The ability to contain costs is important for any business. For data centers, creating efficiencies in daily operations, starting with your uninterruptible power supply, can keep energy loss low and improve not only your performance, but also your bottom line.
Data center owners know costs extend beyond the initial capital investment in real estate, construction and equipment into ongoing expenses, including utilities. It’s essential to keep recurring expenses low if a data center wants to maintain profitability, and equipment efficiency plays a large role in minimizing utility costs.
Uninterruptible Power Supply (UPS) systems are one of the core components of mission-critical infrastructure in a data center and have also been regarded as one of the biggest offenders of energy loss in power distribution.

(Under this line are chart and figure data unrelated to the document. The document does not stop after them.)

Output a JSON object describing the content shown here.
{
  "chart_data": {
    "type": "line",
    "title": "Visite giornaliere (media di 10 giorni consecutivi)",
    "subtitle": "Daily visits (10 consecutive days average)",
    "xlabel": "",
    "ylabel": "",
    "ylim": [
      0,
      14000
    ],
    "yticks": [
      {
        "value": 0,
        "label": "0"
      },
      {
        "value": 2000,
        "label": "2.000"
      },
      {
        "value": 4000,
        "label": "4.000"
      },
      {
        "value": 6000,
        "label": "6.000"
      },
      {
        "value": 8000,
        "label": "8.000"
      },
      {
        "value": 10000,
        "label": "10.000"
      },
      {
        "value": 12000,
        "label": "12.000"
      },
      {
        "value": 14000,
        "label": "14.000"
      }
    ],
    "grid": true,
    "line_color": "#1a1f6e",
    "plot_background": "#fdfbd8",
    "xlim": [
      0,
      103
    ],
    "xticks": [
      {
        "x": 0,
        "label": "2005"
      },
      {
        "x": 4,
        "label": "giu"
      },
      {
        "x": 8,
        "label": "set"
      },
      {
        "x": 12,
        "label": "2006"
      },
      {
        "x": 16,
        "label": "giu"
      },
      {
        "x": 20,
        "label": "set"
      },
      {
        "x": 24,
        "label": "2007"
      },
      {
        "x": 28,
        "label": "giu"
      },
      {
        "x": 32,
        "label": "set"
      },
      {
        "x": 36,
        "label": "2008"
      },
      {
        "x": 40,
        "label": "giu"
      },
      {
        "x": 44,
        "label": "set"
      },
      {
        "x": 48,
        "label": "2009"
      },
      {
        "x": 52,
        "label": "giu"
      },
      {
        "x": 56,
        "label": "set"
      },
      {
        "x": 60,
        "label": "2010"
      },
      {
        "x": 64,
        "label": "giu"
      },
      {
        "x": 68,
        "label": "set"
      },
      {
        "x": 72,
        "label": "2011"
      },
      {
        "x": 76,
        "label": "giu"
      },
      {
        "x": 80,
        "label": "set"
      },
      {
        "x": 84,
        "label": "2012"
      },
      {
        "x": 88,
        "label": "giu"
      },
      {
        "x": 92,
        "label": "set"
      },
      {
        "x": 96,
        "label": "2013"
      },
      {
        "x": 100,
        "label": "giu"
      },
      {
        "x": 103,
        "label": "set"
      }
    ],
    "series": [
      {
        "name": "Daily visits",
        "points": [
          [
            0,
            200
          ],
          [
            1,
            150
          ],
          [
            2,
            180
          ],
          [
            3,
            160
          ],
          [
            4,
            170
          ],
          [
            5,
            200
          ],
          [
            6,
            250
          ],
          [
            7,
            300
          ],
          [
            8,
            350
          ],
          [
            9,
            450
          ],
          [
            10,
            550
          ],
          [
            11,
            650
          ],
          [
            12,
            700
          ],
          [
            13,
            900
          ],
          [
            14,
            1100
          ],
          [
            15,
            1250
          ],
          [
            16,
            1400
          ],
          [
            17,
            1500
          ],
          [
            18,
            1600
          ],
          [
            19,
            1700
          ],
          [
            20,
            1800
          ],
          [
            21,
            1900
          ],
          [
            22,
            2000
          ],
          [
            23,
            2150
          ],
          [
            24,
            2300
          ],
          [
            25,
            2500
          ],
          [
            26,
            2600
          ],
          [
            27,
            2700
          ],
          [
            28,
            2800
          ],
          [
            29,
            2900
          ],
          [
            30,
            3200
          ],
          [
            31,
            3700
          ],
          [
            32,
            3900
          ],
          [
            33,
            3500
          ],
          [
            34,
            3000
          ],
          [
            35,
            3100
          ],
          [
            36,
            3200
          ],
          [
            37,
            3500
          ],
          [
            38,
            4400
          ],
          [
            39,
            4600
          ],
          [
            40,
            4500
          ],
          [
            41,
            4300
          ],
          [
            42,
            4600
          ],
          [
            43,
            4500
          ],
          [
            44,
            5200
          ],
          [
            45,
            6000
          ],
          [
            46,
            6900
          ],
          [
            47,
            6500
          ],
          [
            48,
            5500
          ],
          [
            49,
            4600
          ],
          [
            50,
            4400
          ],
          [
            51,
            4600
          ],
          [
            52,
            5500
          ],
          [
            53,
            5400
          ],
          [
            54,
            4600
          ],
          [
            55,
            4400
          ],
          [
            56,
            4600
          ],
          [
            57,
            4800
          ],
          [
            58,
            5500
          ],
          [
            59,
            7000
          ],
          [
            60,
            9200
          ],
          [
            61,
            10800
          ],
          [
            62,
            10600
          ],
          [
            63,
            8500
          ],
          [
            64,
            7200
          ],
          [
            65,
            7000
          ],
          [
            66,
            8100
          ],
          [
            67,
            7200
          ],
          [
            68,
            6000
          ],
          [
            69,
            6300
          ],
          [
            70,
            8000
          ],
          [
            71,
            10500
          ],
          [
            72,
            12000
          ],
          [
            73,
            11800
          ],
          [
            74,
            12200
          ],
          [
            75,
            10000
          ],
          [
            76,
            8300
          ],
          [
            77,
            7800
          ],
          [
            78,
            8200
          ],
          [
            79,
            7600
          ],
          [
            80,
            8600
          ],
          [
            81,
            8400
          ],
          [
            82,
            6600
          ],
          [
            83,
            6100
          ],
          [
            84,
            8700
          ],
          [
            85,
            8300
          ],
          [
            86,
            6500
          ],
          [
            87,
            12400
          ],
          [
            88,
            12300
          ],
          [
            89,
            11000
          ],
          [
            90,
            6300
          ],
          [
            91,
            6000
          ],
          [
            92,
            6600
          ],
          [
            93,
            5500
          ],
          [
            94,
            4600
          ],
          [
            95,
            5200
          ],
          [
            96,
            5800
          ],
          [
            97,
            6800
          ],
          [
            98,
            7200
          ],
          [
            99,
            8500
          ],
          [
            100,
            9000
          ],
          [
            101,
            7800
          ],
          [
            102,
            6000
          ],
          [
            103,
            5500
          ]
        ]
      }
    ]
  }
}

Maximizing data center efficiency starts with utilizing the most efficient UPS system available.
In the past, uninterruptible power supply systems were most efficient at peak loads. Since data center loads can swing wildly based on fluctuating clientele needs, recent design efforts have resulted in the introduction of a UPS with a relatively flat efficiency curve. The aim for this new generation of UPS is to be highly efficient regardless of the load, trimming data center operating costs.
In 2010, the Environmental Protection Agency (EPA) initiated an ENERGY STAR* UPS specification specifically for data centers, establishing minimum average efficiencies and stating certified UPS can reduce energy losses by 30% to 55%. ENERGY STAR certified UPS will help reduce data center energy costs while protecting the environment.
Learn more about the SUMMIT Series® UPS by Mitsubishi Electric
The power factor of an AC electrical system is defined as "the ratio of the real power flowing to the load to the apparent power in the circuit" and is dimensionless. In other words, the power factor asks:
"Does a UPS rated for 750 kVA actually deliver 750 KW of power?"
The closer the power factor is to 1.0 (or equal kVA to KW), the better. Otherwise, you’ll need multiple UPS units to deliver the desired KW.
The more a data center is able to maximize its kilowatt power, the more clients it can support. And, the more power you can pack in a smaller footprint, the more space you can use for critical operations, enhancing your bottom line.
So, data center owners want a UPS with a kVA and power factor that gets as close to power operating requirements as possible:
Look for a UPS with a high power factor and a kVA that matches your KW requirement. You may want to consider a kVA slightly higher than your requirement to provide room for growth, or add UPS modules as you grow.
Consider the physical size and weight of a UPS as increased white space leads to increased data center efficiency. Mitsubishi offers modules with elevated power, but a smaller and lighter footprint for an easier installation process and minimal floor space requirements. Plus, there are now UPS models that are truly expandable and can grow as the data center grows.
Opting for a modular UPS plan allows you to bring in (and pay for) just what power you need while providing opportunities to grow and take advantage of future UPS technologies. When the next generation of power modules arrives to take performance and efficiencies to unprecedented levels, you’ll have the flexibility to integrate the advanced technology into your data center power.
When choosing a new UPS for your data center, compare expected efficiencies of various models across all load levels. Facility managers should ask for a factory witness test to see how a UPS performs under realistic operating conditions and if it can give your data center the energy efficiency you require.
Alternatively, a reputable UPS manufacturer should be able to supply case studies and/or client contact information to support their performance claims. Mitsubishi Electric goes a step further and offers a performance guarantee that the efficiency of a UPS will not be less than 1% below the efficiency published in the Mitsubishi Electric factory specification.
Selecting a UPS that is merely 1% more efficient than your current model can lead to huge savings in power consumption over the lifetime of the UPS, which is typically 15 years. The actual savings possible is a factor of the utility rate and the load being supported, but conservative calculations estimate these savings to amount to hundreds of thousands of dollars. In addition, a more efficient UPS means that it is giving off less heat, which requires less cooling. An decrease in cooling requirements lowers operating costs even further.
* ENERGY STAR products are independently certified to save energy without sacrificing features or functionality.